Condoleezza Rice, in fact, poses a mortal threat to Hillary's success. With her broad-based appeal to voters outside the traditional Republican base, Condi has the potential to cause enough major defections from the Democratic Party to create serious erosion among Hillary's core voters. She attracts the same female, African American, and Hispanic voters who embrace Hillary, while still maintaining the support of conventional Republicans.

This is a race Condi can win.

And Hillary cannot offset these losses of reliable Democratic constituencies with other voting blocs. White men don't like her. That won't change. And there is nowhere else for her to pick up support. It 's simple: With Condi in the race, Hillary can't win.

The stakes are high. In 2008, no ordinary white male Republican candidate will do. Forget Bill Frist, George Allen, and George Pataki. Hillary would easily beat any of them. Rudy Giuliani and John McCain? Either of them could probably win, but neither will ever be nominated by the Republican Party. These two are too liberal, too maverick, to win the party's support; their positions are too threatening to attract the Republican base. Jeb Bush? Too many Bushes in a row make a hedge. He's not going anywhere. And Austrian-born Arnold Schwarzenegger can't run. In the next election, none of the usual suspects can stop Hillary. Without Condi as her opponent, Hillary Clinton will effortlessly lead the Democratic Party back into the White House in 2008.

There is, perhaps, an inevitability to the clash: Two highly accomplished women, partisans of opposite parties, media superstars, and quintessentially twenty-first-century female leaders, have risen to the top of American politics. Each is an icon to her supporters and admirers. Two groundbreakers, two pioneers. Indeed, two of the most powerful women on the planet: Forbes magazine recently ranked Condi as number one and Hillary as number twenty-six in its 2005 list of the most powerful women in the world.

As Hillary and Condi emerge as their party's charismatic heroines, they seem fated to meet on the grand stage of presidential politics. These two forces, two vectors, two women, and two careers may be destined to collide on the ultimate field of political battle. Two firsts in history. But only one will become president.

The year 2008 could, at last, be the year of the woman—indeed, the year of two women. Suddenly, the timing is right. Eighty-five years after the Nineteenth Amendment gave women the right to vote, the planets seem suddenly aligned to challenge history. American voters are surprisingly ready for a woman in the White House. Public opinion is rapidly settling into a consensus that a woman could actually be elected president in the next election. For the first time in our history, a majority of voters say they would support a woman for president. In a May 2005 USA Today/CNN/Gallup Poll, an amazing 70 percent of the respondents indicated that they "would be likely to vote2 for an unspecified woman for president in 2008."3

What a revolutionary shift in thinking! No major American political party has ever nominated a woman for president. And only one woman has run for vice president—Democratic Party nominee Geraldine Ferraro in 1984. But now there are two star-crossed, qualified, and visible women who may be presidential contenders in 2008. And the voters like them both:4 53 percent of those questioned in the May 2005 survey had a favorable opinion of Hillary Clinton, while 42 percent rated her negatively. Condoleezza Rice fared much better: 59 percent liked her and only 27 percent didn't.

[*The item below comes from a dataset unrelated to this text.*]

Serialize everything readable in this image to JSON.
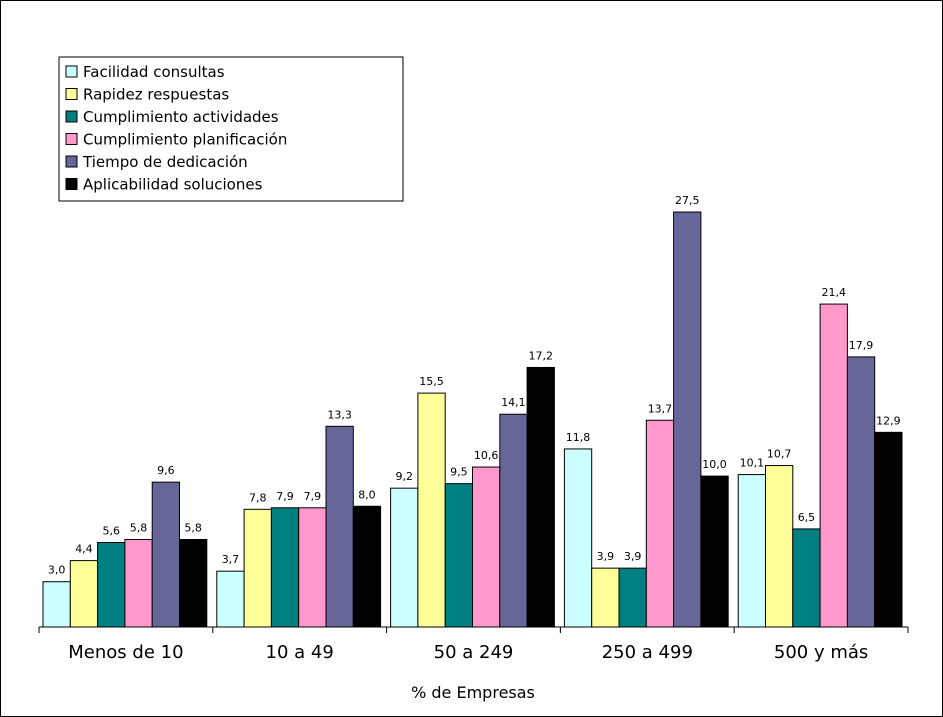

Hillary Clinton has always wanted to be the first woman president of the United States. Shortly after her husband's election in 1992, the couple's closest advisers openly discussed plans for her eventual succession after Bill's second term. Of course, things didn't turn out quite that way; Hillary has had to wait a bit. But her election to the Senate in 2000 gave her the national platform she needed to launch her new image—the "Hillary Brand,"5 as we called it in Rewriting History—and begin her long march back to the White House.